Figure 2: Agriculture value added
Source: ReSAKSS, 2017 Note on CAADP implementation level: 0 =group of countries that have not started the CAADP process or are pre-compact;1 =group of countries that have signed a CAADP compact; 2 = group of countries that have signed a compact and formulated a NAIP; 3 = group of countries that have signed a compact, formulated a NAIP, and secured one external funding source; 4 = group of countries that have signed a compact, formulated a NAIP, and secured more than one external funding source.
What is the Impact of CAADP on Agriculture-led Development?
The study by Benin uses panel data on 25 countries African countries from 2001 to 2014 to estimate the impact of countries’ implementation of CAADP on government agriculture expenditure, agricultural official development assistance (ODA), and agricultural land and labor productivity. It uses an econometric model that controls for several factors to estimate the impact of CAADP using two definitions of the stage reached in implementing CAADP: i) a binary variable of whether or not a CAADP compact has been signed and ii) a four-level ordered variable of the level of CAADP implementation reached.
The results are consistent with the trend observed in Figure 1 by showing that having signed a CAADP compact has a positive and statistically significant impact on government agriculture expenditure and agricultural ODA, after controlling for several factors that affect CAADP implementation and public expenditures. The effect is even larger for countries that have reached higher levels of CAADP implementation beyond signing a compact.

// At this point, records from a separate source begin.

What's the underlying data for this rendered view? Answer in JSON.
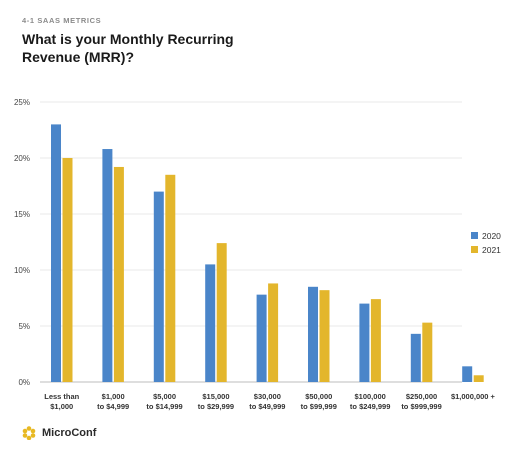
{
  "header": {
    "eyebrow": "4-1 SAAS METRICS",
    "title": "What is your Monthly Recurring Revenue (MRR)?"
  },
  "brand": {
    "name": "MicroConf",
    "icon": "microconf-logo-icon",
    "color": "#e8b923"
  },
  "colors": {
    "series_2020": "#4a85c9",
    "series_2021": "#e3b62c",
    "grid": "#e2e2e2",
    "axis": "#bdbdbd"
  },
  "chart_data": {
    "type": "bar",
    "categories": [
      [
        "Less than",
        "$1,000"
      ],
      [
        "$1,000",
        "to $4,999"
      ],
      [
        "$5,000",
        "to $14,999"
      ],
      [
        "$15,000",
        "to $29,999"
      ],
      [
        "$30,000",
        "to $49,999"
      ],
      [
        "$50,000",
        "to $99,999"
      ],
      [
        "$100,000",
        "to $249,999"
      ],
      [
        "$250,000",
        "to $999,999"
      ],
      [
        "$1,000,000 +"
      ]
    ],
    "series": [
      {
        "name": "2020",
        "values": [
          23,
          20.8,
          17,
          10.5,
          7.8,
          8.5,
          7,
          4.3,
          1.4
        ]
      },
      {
        "name": "2021",
        "values": [
          20,
          19.2,
          18.5,
          12.4,
          8.8,
          8.2,
          7.4,
          5.3,
          0.6
        ]
      }
    ],
    "yticks": [
      "0%",
      "5%",
      "10%",
      "15%",
      "20%",
      "25%"
    ],
    "ylim": [
      0,
      25
    ],
    "grid": true,
    "legend_position": "right"
  }
}
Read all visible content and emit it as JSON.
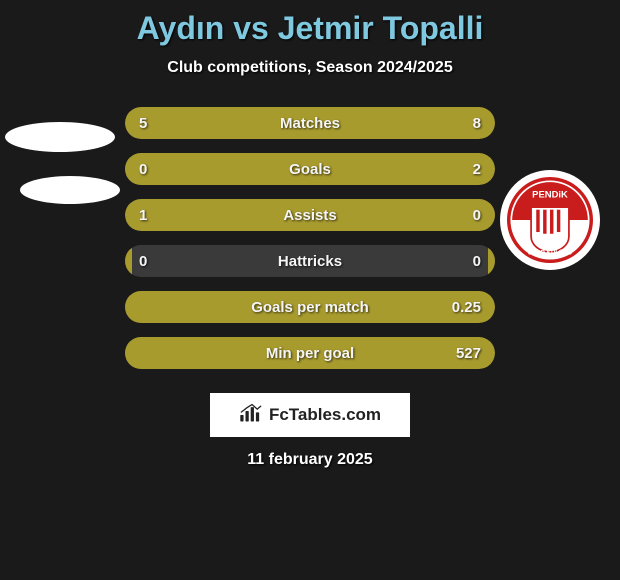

However, the analysis shows the effect of CAADP implementation on agricultural government spending and ODA to decline over time, indicating a substitution effect between government funding and external funding for agriculture. This is to be expected, as countries tend to bring in more external funding the further they get in implementing CAADP. In addition, signing of a CAADP compact and reaching higher levels of CAADP implementation is estimated to have a positive and statistically significant impact on both labor and land productivity.
CAADP adoption and implementation are key to transforming African agriculture
The estimated positive impacts of CAADP on government agricultural expenditures, ODA, and agricultural productivity underscore the value addition of CAADP adoption and implementation in improving agriculture sector growth and development. This should serve as a rallying call for countries to further raise investments for increasing agricultural productivity which are central to truly transforming African agriculture. Moreover, as countries stand to benefit from the CAADP framework, those that have not formally adopted it, including countries in northern Africa, should consider doing so.
In addition, results of the inaugural CAADP BR report and scorecard show that countries are making good progress toward achieving 2014 Malabo Declaration commitments. Africa as a whole registered strong performance in terms of i) the recommitment to the CAADP process by having improved plans, policies, and institutional arrangements to support CAADP and Malabo implementation and ii) establishing inclusive platforms for mutual accountability and peer review. A total of 20 out of 47 reporting countries obtained an overall agricultural transformation score of at least 3.9 out of 10, indicating that they are on track to achieving Malabo commitments by 2025. In northern Africa, Morocco, with a score of 5.5, is among the top 5 countries that made the most progress. Nonetheless, the BR report also highlights the urgent need to strengthen agricultural data quality, analysis, and monitoring and evaluation systems to drive agricultural transformation in Africa.